The name of the album, translated to "something happens" comes from the idea that "life is continuous movement and therefore there is always the possibility that something will happen", according to Venegas "I approach it from a positive perspective, because something can always happen to you, life can always surprise you, it can always teach you a lesson, or something incredible can happen that you did not expect, it has to do with everything. I mention that possibility on the album, it's something I like and that's why I chose this title".

==Singles==
The song "Ese Camino" was the album's first single, released on May 5, 2015, it was followed by "Buenas Noches, Desolación" as the second single, released on August 14, 2015, both songs entered the Latin Pop Songs chart, peaking at numbers 13 and 25, respectively. "Tu Calor" was released as the third single in 2016.

==Critical reception==

Andrew Casillas from Club Fonograma gave the album four out of five stars writing that the album "delivers an array of addictive melodies, subversive wordplay, and delicately intricate arrangements that's been the foundation of Julieta's career thus far", he continued by saying that while the album would not have the impact on the music industry like some of her previous albums had, it was "the culmination of an artist whose spent over a decade refining her style into a workhorse of pop pleasantry and infectious wordplay", he also highlighted the song "Porvenir" as "easily the most gorgeous" among the songs in the album.

Mireia Pería from Jenesaispop gave the album a seven out of ten, saying that while the album was not brilliant it was a great follow-up to Los Momentos, her previous album, she also highlighted the songs "Esperaba", "Algo Sucede", "Se Explicará" and "Explosión" as the best in the album.

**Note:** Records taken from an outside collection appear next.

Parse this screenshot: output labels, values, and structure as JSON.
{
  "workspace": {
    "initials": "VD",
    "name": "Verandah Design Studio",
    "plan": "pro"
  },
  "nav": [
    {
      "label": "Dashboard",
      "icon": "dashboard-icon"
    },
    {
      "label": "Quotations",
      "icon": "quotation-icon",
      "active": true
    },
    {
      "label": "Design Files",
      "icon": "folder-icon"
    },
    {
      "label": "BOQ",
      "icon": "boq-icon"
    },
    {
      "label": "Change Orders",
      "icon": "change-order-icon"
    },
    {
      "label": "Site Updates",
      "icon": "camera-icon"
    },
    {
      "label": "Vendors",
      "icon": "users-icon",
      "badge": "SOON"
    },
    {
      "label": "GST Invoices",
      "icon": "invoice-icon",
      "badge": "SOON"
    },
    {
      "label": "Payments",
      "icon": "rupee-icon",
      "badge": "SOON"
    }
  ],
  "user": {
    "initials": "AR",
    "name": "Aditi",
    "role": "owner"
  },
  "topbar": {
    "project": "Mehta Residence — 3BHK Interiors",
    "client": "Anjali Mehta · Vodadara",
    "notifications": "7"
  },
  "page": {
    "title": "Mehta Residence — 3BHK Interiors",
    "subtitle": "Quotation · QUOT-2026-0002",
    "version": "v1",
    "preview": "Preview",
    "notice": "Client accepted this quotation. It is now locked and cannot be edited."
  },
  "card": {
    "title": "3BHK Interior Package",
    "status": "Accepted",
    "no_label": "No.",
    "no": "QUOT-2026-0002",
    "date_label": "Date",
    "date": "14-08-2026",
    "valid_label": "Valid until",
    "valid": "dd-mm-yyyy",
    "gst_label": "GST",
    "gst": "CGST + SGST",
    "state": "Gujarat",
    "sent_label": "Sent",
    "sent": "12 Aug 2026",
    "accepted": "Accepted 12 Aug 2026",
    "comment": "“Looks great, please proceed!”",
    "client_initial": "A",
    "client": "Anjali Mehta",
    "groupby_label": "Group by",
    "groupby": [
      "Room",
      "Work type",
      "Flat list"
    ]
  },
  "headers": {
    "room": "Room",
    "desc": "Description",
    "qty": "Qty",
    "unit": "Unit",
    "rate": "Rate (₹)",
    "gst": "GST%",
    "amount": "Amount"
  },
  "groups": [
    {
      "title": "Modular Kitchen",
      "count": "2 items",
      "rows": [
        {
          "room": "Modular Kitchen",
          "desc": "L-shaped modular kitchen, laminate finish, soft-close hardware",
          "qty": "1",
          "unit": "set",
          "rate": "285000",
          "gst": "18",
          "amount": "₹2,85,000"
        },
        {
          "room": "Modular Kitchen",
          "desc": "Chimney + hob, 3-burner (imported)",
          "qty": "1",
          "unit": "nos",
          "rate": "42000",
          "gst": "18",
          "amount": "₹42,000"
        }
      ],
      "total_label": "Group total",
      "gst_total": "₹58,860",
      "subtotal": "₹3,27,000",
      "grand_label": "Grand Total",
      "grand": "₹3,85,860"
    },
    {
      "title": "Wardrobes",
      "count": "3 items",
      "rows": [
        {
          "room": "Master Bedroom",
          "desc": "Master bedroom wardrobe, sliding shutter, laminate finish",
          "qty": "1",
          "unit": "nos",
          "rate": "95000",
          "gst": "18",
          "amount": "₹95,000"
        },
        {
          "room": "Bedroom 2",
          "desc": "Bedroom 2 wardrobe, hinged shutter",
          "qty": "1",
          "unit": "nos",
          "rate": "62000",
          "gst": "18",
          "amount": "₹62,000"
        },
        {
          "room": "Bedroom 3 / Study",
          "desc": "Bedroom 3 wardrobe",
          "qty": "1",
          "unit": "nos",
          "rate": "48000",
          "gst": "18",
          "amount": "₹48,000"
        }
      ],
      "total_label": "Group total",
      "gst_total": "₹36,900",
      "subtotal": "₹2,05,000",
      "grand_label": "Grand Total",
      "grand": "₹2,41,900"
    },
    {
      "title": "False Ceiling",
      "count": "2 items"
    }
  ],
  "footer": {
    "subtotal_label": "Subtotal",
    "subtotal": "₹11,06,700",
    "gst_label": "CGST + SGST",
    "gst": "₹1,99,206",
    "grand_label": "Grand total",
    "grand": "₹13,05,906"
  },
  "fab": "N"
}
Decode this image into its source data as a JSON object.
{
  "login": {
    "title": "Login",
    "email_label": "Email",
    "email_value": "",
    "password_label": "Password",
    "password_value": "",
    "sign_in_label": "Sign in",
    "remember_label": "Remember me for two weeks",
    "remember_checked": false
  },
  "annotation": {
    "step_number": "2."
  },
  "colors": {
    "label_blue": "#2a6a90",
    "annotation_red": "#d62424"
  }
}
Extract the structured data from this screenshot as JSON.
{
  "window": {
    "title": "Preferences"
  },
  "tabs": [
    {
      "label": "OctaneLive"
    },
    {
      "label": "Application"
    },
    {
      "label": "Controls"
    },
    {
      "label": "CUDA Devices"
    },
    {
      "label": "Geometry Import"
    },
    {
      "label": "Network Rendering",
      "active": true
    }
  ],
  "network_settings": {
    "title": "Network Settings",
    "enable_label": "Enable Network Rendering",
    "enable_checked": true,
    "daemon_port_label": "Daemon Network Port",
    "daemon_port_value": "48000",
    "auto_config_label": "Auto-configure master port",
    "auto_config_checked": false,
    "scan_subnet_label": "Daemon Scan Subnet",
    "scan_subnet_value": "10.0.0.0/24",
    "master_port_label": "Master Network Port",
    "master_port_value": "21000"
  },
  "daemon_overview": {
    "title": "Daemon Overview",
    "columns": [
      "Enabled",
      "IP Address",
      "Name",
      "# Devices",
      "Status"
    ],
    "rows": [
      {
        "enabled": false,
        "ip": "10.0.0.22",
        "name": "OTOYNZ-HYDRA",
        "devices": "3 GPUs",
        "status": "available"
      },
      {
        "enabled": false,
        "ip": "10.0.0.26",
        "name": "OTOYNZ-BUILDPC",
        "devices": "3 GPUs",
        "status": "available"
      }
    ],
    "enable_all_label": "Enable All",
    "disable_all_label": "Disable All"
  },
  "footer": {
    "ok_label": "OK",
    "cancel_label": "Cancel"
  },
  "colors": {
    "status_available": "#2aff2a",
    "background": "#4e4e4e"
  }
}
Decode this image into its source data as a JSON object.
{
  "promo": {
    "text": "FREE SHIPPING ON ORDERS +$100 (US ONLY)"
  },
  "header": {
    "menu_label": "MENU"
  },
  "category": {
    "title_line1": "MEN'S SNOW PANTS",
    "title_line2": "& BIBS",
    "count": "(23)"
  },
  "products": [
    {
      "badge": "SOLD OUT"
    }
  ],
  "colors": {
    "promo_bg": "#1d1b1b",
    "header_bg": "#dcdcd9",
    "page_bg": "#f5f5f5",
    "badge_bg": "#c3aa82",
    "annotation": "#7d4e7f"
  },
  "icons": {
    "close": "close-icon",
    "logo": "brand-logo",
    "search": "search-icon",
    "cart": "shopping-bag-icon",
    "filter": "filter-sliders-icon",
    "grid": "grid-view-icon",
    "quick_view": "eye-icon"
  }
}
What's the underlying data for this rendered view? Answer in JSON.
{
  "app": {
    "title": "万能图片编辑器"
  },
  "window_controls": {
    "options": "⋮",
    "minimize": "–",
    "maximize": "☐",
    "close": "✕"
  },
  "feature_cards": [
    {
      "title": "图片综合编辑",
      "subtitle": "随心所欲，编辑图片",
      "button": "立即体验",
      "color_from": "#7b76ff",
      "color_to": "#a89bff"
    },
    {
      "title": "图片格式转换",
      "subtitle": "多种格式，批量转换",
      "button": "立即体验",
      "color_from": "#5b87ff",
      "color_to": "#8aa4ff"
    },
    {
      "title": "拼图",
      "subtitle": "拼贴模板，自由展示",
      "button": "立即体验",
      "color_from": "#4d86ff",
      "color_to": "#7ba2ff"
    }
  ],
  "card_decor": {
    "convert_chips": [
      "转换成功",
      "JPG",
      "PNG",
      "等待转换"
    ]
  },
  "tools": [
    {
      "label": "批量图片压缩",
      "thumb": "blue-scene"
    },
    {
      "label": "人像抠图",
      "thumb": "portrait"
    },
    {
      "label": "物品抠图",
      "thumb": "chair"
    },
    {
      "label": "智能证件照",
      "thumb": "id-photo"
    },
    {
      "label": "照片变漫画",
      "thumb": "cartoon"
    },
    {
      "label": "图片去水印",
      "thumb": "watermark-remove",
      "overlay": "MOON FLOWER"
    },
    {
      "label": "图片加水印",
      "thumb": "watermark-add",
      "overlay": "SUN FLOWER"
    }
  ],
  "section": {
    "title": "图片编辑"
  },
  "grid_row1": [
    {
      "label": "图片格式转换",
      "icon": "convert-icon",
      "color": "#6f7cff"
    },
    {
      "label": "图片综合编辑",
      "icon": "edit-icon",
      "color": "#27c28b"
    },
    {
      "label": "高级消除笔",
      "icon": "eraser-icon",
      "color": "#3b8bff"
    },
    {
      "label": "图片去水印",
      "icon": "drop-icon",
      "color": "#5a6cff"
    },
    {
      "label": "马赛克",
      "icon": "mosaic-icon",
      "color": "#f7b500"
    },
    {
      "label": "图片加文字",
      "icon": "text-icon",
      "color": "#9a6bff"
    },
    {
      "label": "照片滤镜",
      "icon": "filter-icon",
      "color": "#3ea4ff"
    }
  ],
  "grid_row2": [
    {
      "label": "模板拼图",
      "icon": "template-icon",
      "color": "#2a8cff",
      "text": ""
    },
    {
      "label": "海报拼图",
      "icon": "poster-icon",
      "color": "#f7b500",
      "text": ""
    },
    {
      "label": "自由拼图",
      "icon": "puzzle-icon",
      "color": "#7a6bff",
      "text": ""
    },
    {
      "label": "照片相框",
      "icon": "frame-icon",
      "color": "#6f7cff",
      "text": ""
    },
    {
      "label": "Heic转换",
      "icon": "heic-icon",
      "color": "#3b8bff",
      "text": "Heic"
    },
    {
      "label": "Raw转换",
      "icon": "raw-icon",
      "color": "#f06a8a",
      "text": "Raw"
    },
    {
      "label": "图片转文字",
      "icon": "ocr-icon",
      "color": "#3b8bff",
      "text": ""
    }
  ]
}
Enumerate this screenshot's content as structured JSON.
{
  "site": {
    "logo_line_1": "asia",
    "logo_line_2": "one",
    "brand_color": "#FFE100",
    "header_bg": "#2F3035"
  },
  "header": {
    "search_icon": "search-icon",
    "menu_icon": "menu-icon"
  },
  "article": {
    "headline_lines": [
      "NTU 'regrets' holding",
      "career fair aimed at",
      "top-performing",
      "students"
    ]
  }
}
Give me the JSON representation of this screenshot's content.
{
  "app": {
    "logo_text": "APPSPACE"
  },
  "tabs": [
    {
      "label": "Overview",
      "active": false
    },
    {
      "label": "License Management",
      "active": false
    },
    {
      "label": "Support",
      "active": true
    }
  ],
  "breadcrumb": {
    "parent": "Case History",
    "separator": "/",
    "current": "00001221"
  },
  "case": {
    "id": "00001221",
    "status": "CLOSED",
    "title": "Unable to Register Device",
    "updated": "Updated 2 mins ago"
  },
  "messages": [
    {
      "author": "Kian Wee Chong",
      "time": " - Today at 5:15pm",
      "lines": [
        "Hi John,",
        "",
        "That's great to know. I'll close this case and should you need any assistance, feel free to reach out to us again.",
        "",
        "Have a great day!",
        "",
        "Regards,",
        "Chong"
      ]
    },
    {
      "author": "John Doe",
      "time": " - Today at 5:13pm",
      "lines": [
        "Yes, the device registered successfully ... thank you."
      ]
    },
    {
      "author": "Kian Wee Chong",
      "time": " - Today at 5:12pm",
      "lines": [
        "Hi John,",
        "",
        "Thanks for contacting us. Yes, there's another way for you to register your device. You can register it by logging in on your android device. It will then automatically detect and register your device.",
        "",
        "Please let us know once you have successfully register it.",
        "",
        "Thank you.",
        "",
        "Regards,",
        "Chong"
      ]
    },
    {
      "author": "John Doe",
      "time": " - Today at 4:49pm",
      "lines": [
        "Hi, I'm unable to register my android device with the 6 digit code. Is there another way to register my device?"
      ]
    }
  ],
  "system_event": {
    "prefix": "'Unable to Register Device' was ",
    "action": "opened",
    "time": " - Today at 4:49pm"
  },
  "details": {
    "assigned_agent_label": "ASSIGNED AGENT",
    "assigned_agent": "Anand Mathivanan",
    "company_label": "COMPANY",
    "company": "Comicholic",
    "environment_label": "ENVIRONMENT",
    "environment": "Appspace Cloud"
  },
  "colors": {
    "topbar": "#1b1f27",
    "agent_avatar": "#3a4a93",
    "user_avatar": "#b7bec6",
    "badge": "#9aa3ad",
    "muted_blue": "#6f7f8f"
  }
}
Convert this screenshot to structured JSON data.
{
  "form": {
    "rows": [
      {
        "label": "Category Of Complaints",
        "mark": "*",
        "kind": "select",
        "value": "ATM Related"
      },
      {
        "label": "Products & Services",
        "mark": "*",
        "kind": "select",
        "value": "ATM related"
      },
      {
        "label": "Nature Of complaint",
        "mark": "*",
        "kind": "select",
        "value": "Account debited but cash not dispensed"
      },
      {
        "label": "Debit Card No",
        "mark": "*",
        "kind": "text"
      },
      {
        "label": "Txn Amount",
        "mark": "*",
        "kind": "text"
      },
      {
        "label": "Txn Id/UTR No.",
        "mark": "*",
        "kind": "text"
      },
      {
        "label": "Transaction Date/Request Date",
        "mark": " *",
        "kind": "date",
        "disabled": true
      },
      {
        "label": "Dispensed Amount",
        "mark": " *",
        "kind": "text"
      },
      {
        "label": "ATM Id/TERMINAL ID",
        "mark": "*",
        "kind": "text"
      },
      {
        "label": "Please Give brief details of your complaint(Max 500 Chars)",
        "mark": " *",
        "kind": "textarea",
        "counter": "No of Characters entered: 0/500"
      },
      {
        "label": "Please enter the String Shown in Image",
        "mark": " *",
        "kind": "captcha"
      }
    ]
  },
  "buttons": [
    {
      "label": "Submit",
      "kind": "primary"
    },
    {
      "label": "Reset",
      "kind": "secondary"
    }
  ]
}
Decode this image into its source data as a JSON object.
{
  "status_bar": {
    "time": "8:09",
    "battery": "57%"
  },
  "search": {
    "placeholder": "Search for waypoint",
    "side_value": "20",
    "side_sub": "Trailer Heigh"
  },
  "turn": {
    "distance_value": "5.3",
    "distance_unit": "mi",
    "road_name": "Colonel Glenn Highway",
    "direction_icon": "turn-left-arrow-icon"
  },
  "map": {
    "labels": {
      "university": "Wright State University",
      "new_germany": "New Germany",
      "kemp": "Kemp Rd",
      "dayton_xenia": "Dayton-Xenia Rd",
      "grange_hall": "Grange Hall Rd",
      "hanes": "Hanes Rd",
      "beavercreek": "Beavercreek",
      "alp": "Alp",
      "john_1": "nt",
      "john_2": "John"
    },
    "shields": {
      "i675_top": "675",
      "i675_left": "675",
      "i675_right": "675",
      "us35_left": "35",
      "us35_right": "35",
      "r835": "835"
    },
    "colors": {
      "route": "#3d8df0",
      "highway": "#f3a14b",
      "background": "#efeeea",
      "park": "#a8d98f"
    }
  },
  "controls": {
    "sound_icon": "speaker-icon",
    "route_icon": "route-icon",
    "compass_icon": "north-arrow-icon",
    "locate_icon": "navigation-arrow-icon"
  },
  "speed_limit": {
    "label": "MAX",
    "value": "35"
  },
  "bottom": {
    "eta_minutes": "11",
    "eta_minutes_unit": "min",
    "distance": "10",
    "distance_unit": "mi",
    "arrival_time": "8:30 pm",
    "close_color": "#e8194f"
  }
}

Álex Jerez from Mondo Sonoro also gave the album a seven out of ten writing that "with Algo Sucede we cannot speak of a leap in Julieta's career, but rather of that album in which an artist puts on the brakes and presents everything learned in these long years".

Professional ratings
Review scores
| Source | Rating |
| Club Fonograma | Star |
| Indie Rocks! | Star |
| Jenesaispop | Star |
| Mondo Sonoro | Star |
| Rolling Stone | Star |

==Track listing==
All tracks were produced by Julieta Venegas and Cachorro López, expect when noted.

Algo Sucede track listing
| No. | Title | Writer(s) | Producer(s) | Length |
|---|---|---|---|---|
| 1. | "Esperaba" | Julieta Venegas; |  | 3:15 |
| 2. | "Tu Calor" | Venegas; Cachorro López; |  | 3:20 |
| 3. | "Ese Camino" | Venegas; |  | 3:09 |
| 4. | "Algo Sucede" | Venegas; |  | 3:34 |
| 5. | "Una Respuesta" | Venegas; |  | 2:53 |
| 6. | "Buenas Noches, Desolación" | Venegas; López; Ale Sergi; |  | 3:25 |
| 7. | "Dos Soledades" | Venegas; |  | 3:10 |
| 8. | "Se Explicará" | Venegas; |  | 3:36 |
| 9. | "Porvenir" | Venegas; |  | 3:31 |
| 10. | "Parte Mía" | Venegas; |  | 3:08 |
| 11. | "Explosión" | Venegas; | Julieta Venegas; Cachorro López; Yamil Rezc; | 3:09 |
| 12. | "Todo Está Aquí" | Venegas; |  | 3:51 |
| Total length: |  |  |  | 40:08 |

==Charts==

Weekly chart performance for Algo Sucede
| Chart (2015) | Peak position |
|---|---|
| Spanish Albums (Promusicae) | 29 |
| US Top Latin Albums (Billboard) | 5 |
| US Latin Pop Albums (Billboard) | 1 |

==Certifications==

| Region | Certification | Certified units/sales |
| Mexico (AMPROFON) | Gold | 30,000^{^} |
^{^} Shipments figures based on certification alone.